How do you navigate social media, any rules or guidelines you set for yourself?

Social media is essential to what I do. I am approached for projects through Instagram, Facebook, and LinkedIn from all over the world. I follow the work of my friends, peers, and those I look up to. Ninety per cent of my online communication happens in my DMs.

Recently, I’ve distanced myself from social media, sensitive that we are all in different stages of lockdown around the world and that my life in New Zealand is vastly different from my friends’ lives in other countries. I’ve also found the need to step back, listen, and reflect on the issues of racism and injustice. I am taking the time to think about what I can do that is productive and sustainable.

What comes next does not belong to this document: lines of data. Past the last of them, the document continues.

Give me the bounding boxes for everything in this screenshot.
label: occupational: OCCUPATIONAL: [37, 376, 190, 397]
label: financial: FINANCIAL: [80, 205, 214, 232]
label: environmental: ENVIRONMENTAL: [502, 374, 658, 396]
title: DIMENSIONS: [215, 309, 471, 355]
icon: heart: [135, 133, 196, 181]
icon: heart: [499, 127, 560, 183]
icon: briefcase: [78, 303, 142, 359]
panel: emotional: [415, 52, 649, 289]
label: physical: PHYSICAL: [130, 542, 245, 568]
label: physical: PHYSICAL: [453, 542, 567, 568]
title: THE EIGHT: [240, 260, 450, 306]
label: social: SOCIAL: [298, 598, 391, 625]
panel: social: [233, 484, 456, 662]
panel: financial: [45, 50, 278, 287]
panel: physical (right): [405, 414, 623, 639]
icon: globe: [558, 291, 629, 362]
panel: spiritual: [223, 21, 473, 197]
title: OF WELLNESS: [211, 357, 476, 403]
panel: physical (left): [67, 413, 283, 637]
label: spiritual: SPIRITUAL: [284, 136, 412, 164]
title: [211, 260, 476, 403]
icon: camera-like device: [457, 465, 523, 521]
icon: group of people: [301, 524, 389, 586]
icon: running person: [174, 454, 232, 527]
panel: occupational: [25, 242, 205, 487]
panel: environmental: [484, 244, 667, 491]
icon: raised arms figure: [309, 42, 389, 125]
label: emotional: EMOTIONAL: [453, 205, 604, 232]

List five things keeping you inspired and sane right now.

I want to acknowledge BIPOC women who I have met, worked with, and become friends from around the world, who inspire me with their passion and leadership. These women are not only exceptional in what they do but have stepped up to overcome a system that often disregards us as leaders.

1. Anne Kim – Senior Director of Strategic Operations at Ideo

2. Diana Hong-Elsey – VP Global Creative Director of Tom Ford Beauty

3. Imelda Walavalkar – CEO and Co-founder of Pure Beauty, an LA-based cannabis brand

4. Jaye Kim – Artist and Sculptor

5. Linyee Yuan – Founder and Editor-in-Chief of Mold, publication on designing the future of food

6. Lynn Juang – COO of hospitality design agency Brand Bureau, Avroko

7. Maia Ruth Lee – Artist, Whitney Biennial 2019, Director of non-profit art program Wide Rainbow

8. Stephanie Sun – Director of Product Creative Strategy at Netflix

9. Stefanie Tsen Ward – Senior VP at Neiman Marcus, ex- Sephora/LVMH

Who do you nominate for the next interview? Why?

I met Saidah Blount in New York through our mutual friend Diana Hong when Saidah was just about to join NPR Music. She is now a respected Black female leader in the tech/music industry in her current role as Senior Manager of Global Brand at Sonos.

I nominate her because she is an example of someone who manifested her career by following her passion for music and connecting people, and her wit and humour is pure joy!!